New Kids on the Block / The Block / Sept 02, 2008
02. Single / 04. Summertime

Despite the fact that I was once so infatuated with New Kids on the Block to the point of collecting official trading cards, a NKOTB reunion did not excite me in the least. Although it’s probably safe to assume that none of the members are desperately seeking to refinance crack addictions (that I know of; my interest in the members’ personal lives lie on the scale somewhere between 0 and 1), like all reunions, it still reeked of an almost desperate assurance that relevance can be timeless.

The boys, once loitering in the seedier section of Generation X are now catering to the fresher demographic of pop’s Generation Y. Picture listening to Hangin’ Tough then spinning The Block and there is no doubt an exhuastive gap looms between the two releases: something happened between then and now in the world of music that has produced the almost ludicrous, abrupt switch from bubblegum pop to smooth, R&B/hip hop, complete with the acquisition of an entirely new language. These guys aren’t from the block anymore, they are from The Block, and they will do everything on this record to remind you that not only were they once younger, but they are now older. And like to have sex. Lots of it. In “Big Girl Now”: “Drop it to the floor, let’s get raw”; in “Full Service”: “I’ll pump you up, up / Cause I got the premium,”; in “Sexify My Love”: “Tonight I wanna’ try every position we can dream of” (not that the lyrics will  find themselves into MySpace profiles any time soon, but that’s kind of arbitrary considering emo has a monopoly).

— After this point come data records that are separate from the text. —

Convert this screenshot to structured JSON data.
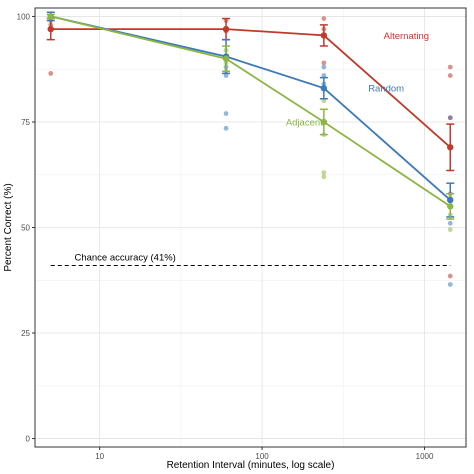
{
  "chart_data": {
    "type": "line",
    "xlabel": "Retention Interval (minutes, log scale)",
    "ylabel": "Percent Correct (%)",
    "x_scale": "log",
    "xlim": [
      4,
      1800
    ],
    "ylim": [
      -2,
      102
    ],
    "x_ticks": [
      10,
      100,
      1000
    ],
    "x_tick_labels": [
      "10",
      "100",
      "1000"
    ],
    "y_ticks": [
      0,
      25,
      50,
      75,
      100
    ],
    "y_tick_labels": [
      "0",
      "25",
      "50",
      "75",
      "100"
    ],
    "grid": true,
    "x": [
      5,
      60,
      240,
      1440
    ],
    "series": [
      {
        "name": "Alternating",
        "color": "#c0392b",
        "values": [
          97,
          97,
          95.5,
          69
        ],
        "error": [
          2.5,
          2.5,
          2.5,
          5.5
        ],
        "points": [
          [
            5,
            98
          ],
          [
            5,
            86.5
          ],
          [
            60,
            99
          ],
          [
            60,
            96.5
          ],
          [
            240,
            99.5
          ],
          [
            240,
            97
          ],
          [
            240,
            89
          ],
          [
            1440,
            88
          ],
          [
            1440,
            86
          ],
          [
            1440,
            76
          ],
          [
            1440,
            58
          ],
          [
            1440,
            38.5
          ]
        ]
      },
      {
        "name": "Random",
        "color": "#3d7ab8",
        "values": [
          100,
          90.5,
          83,
          56.5
        ],
        "error": [
          1,
          4,
          2.5,
          4
        ],
        "points": [
          [
            5,
            99.5
          ],
          [
            5,
            99
          ],
          [
            60,
            88
          ],
          [
            60,
            86
          ],
          [
            60,
            77
          ],
          [
            60,
            73.5
          ],
          [
            240,
            88
          ],
          [
            240,
            86
          ],
          [
            240,
            84
          ],
          [
            1440,
            76
          ],
          [
            1440,
            55
          ],
          [
            1440,
            51
          ],
          [
            1440,
            36.5
          ]
        ]
      },
      {
        "name": "Adjacent",
        "color": "#8cb645",
        "values": [
          100,
          90,
          75,
          55
        ],
        "error": [
          0.5,
          3,
          3,
          3
        ],
        "points": [
          [
            5,
            99.5
          ],
          [
            60,
            92
          ],
          [
            60,
            89
          ],
          [
            60,
            87
          ],
          [
            240,
            80
          ],
          [
            240,
            72
          ],
          [
            240,
            63
          ],
          [
            240,
            62
          ],
          [
            1440,
            57
          ],
          [
            1440,
            53
          ],
          [
            1440,
            49.5
          ]
        ]
      }
    ],
    "annotations": [
      {
        "text": "Alternating",
        "x": 560,
        "y": 95.5,
        "series": "Alternating"
      },
      {
        "text": "Random",
        "x": 450,
        "y": 83,
        "series": "Random"
      },
      {
        "text": "Adjacent",
        "x": 140,
        "y": 75,
        "series": "Adjacent"
      },
      {
        "text": "Chance accuracy (41%)",
        "x": 7,
        "y": 43
      }
    ],
    "hlines": [
      {
        "y": 41,
        "style": "dashed",
        "color": "#000000"
      }
    ]
  }
}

Aside from these questionable attempts at a) recapturing youth (“One Word” is probably the only song to harken to old-school NKOTB, the rest is really just reinvention of the most blatant kind), b) playing the lucky older bachelor types (“Put it on My Tab”), and c) trying to be ‘hood with countless references to the album’s title throughout the entire disc, the sound of the record itself is passable. The songs aren’t so much irritable as they are stereotypically written to please; they can’t be bad (they’re catchy, they’re culturally relevant, and they appeal to large numbers of people [or ladies, whichever]), but the barest, most essential lowest common denominator appeal immediately disqualifies it from being good.

Not gonna’ lie, though; the fundamental poptimist in me is really diggin’ “Big Girl Now.”